Escribir por placer le permitía dejarse llevar ante la hoja en blanco; le permitía matar, ensalzar o tergiversar. Le ofrecía una sensación de libertad total, como si construyera un mundo paralelo, como si estuviera creando una fantasía en algún recóndito rincón del tiempo y el espacio que no supiera ubicar. Pero la consciencia de que allí había podido entrar otra persona, miles de ellas en realidad, era muy extraña, era incluso incómoda.
Ahora no dejaba de recordar que en su último libro había cambiado aquel tono dulce, cuidado y delicado por expresiones coloquiales, comentarios vulgares y un estilo desenfadado, humorístico y gamberro. Sí, esa era la palabra. Había escrito un libro gamberro. Fue solo para divertirse, con esas cosas de chicas que a todas han ruborizado en algún momento. Para reírse de sí misma y para ofrecer algo diferente, pero ahí estaba.
Su cara y su nombre eran públicos, entonces ¿buscaría la gente otras referencias suyas? ¿Les llevaría la curiosidad a conseguir los otros dos títulos que había publicado? Posiblemente. “¡Qué desastre!”.
Había pasado de escribir sobre los detalles más bonitos y mágicos de la maternidad a contar con qué tipo de hombres solía quedar, cómo sacar partido a las bolas chinas o peor, incluso había aireado sus fantasías más íntimas. Sin duda era un desastre. Ahora todo eso estaba por ahí, al alcance de cualquiera y lo que parecía divertido en un principio, se le antojaba vergonzante.

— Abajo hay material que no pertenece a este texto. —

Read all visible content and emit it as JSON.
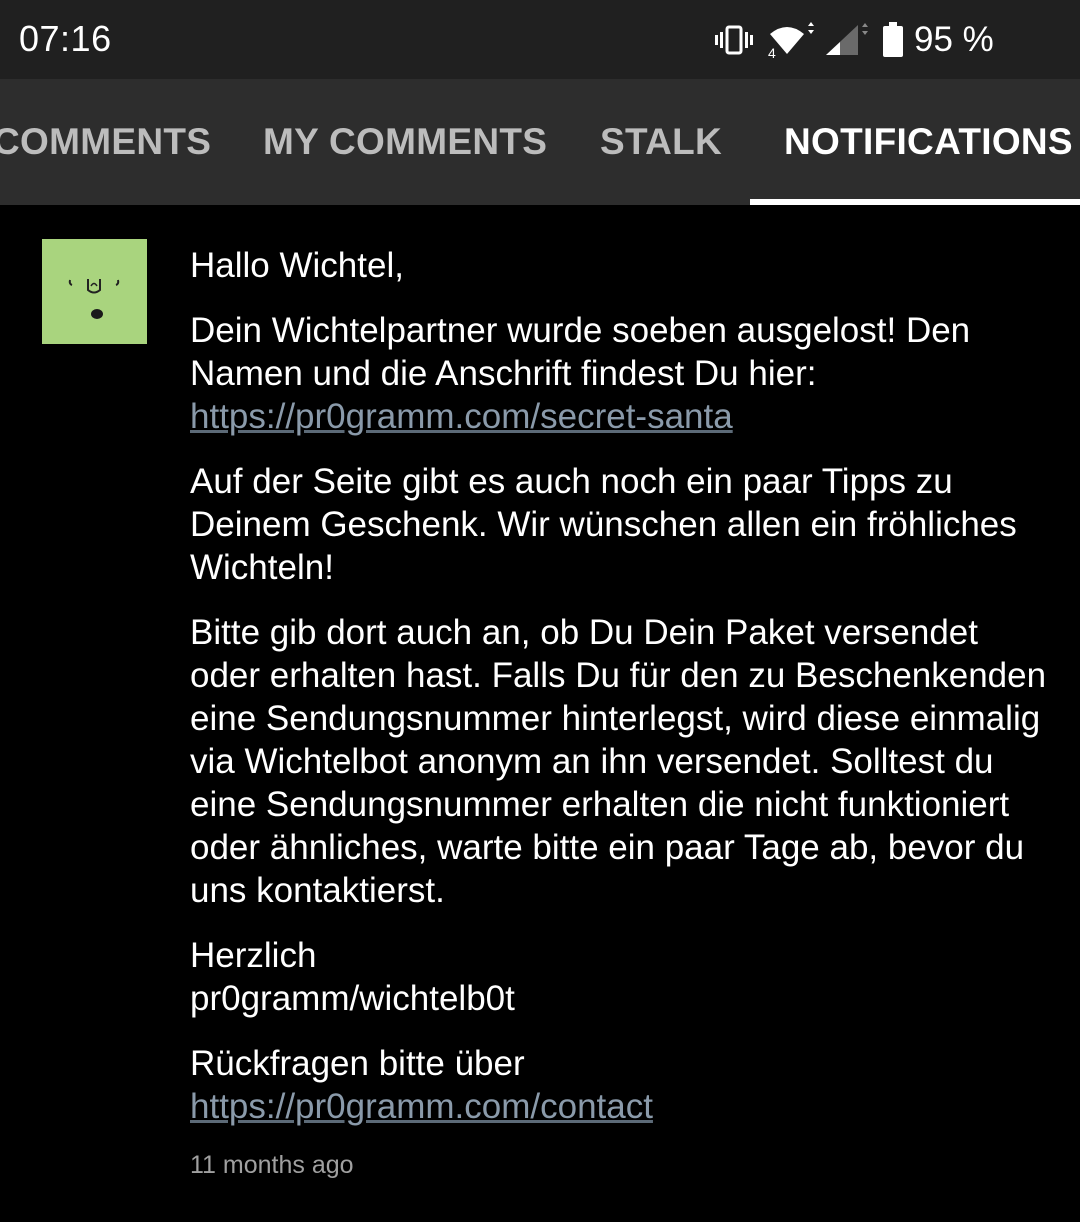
{
  "status_bar": {
    "time": "07:16",
    "battery_percent": "95 %",
    "network_label": "4",
    "icons": [
      "vibrate-icon",
      "wifi-icon",
      "signal-icon",
      "battery-icon"
    ]
  },
  "tabs": [
    {
      "label": "COMMENTS",
      "active": false
    },
    {
      "label": "MY COMMENTS",
      "active": false
    },
    {
      "label": "STALK",
      "active": false
    },
    {
      "label": "NOTIFICATIONS",
      "active": true
    }
  ],
  "notification": {
    "greeting": "Hallo Wichtel,",
    "para1_text": "Dein Wichtelpartner wurde soeben ausgelost! Den Namen und die Anschrift findest Du hier:",
    "para1_link": "https://pr0gramm.com/secret-santa",
    "para2": "Auf der Seite gibt es auch noch ein paar Tipps zu Deinem Geschenk. Wir wünschen allen ein fröhliches Wichteln!",
    "para3": "Bitte gib dort auch an, ob Du Dein Paket versendet oder erhalten hast. Falls Du für den zu Beschenkenden eine Sendungsnummer hinterlegst, wird diese einmalig via Wichtelbot anonym an ihn versendet. Solltest du eine Sendungsnummer erhalten die nicht funktioniert oder ähnliches, warte bitte ein paar Tage ab, bevor du uns kontaktierst.",
    "sign_line1": "Herzlich",
    "sign_line2": "pr0gramm/wichtelb0t",
    "contact_text": "Rückfragen bitte über",
    "contact_link": "https://pr0gramm.com/contact",
    "timestamp": "11 months ago"
  },
  "colors": {
    "status_bar_bg": "#202020",
    "tab_bar_bg": "#2d2d2d",
    "background": "#000000",
    "avatar_bg": "#a9d47e",
    "link": "#8a9aaa",
    "timestamp": "#a0a0a0"
  }
}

¿Eso lo sabían los autores? ¿En qué momento de esos años le advirtieron de que algo así podía pasar? Estaba bien la fantasía de que diferentes desconocidos leyeran las páginas que salían de su ordenador pero, en el momento en el que su identidad se había visto tan expuesta, la cosa cambiaba.
Pensaba en la pobre y prolífica Agatha Christie, a quien se le atribuía un deseo oculto por presenciar algún morboso asesinato o participar en él, después de que sus novelas describieran decenas de ellos, a cuál más complejo.
No había ya ninguna duda. La fina línea entre ser capaz de escribir libros y conseguir que otros lean esos libros se estaba desdibujando. Sin embargo, para conocer el resultado de todo aquello todavía tendría que esperar un poco más.